Road risks differed based on a number of factors like region, sex of the road users, hour of day, or locations. Ironically, the young adult man driving in rural areas is more vulnerable to accidents around this period. This means that western parts of the country recorded higher cases as per the collected statistical data. Unlike the young, seniors over 65 years worry less about their taxes and as a result, had decreased risks of being caught up in any accident. According to the researchers, the likelihood of being involved in an accident on Tax Day is equivalent to those of Super Bowl Sunday.

The increase in accidents and casualties, according to the researchers is attributed to equally increased levels of stress. In 2011, April 18th (2010 tax filing and payment deadline) was found to be second most stressful day of the year, just after April 27th when tornadoes claimed more than 300 people in the south. Another cause could be alcohol, but the researchers failed to come up with any supporting data on this. Restaurants offer specials during this time to help calm the nerves of taxpayers.

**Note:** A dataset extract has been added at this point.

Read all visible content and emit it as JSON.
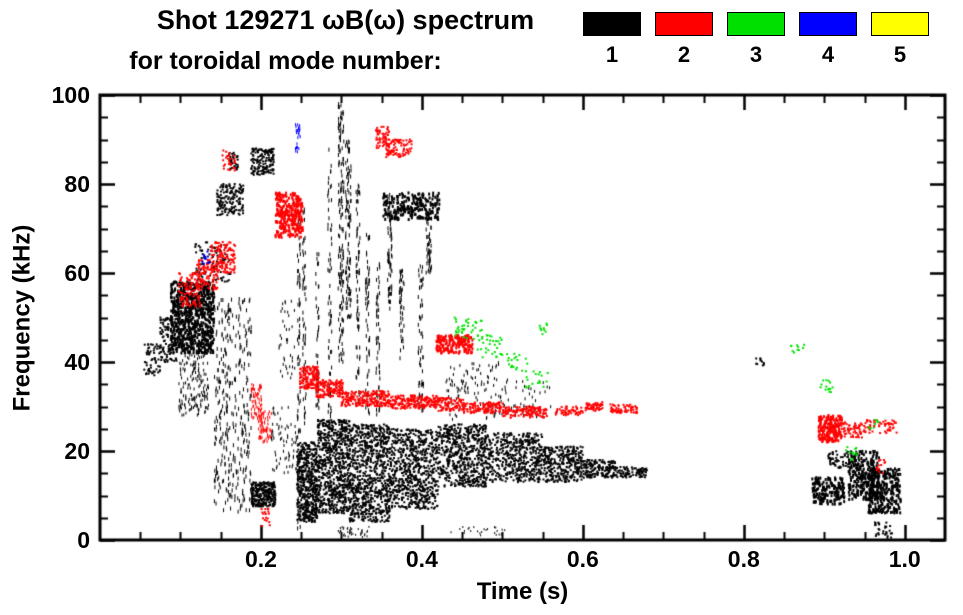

It is also possible that drivers could be using unfamiliar routes either to the post office or to their tax preparers at this time and may not be accustomed to the geography of the roads. What of sleep and irritability? How easy is it to sleep in peace if you couldn’t file or pay in time anyway?

Do you really have to suffer from anxiety on the Tax Day? Of course not! As much as tax payment and filing is very important, and the IRS sometimes appears insensitive to your situation, it is definitely not worth dying for. Talk to a professional tax preparer and let him or her worry about your returns and sleep in peace. Don’t forget to wear a safety belt at all times on the road; you may adhere to the road rules but someone else might be having a nightmarish day. Just be cautious and drive safe.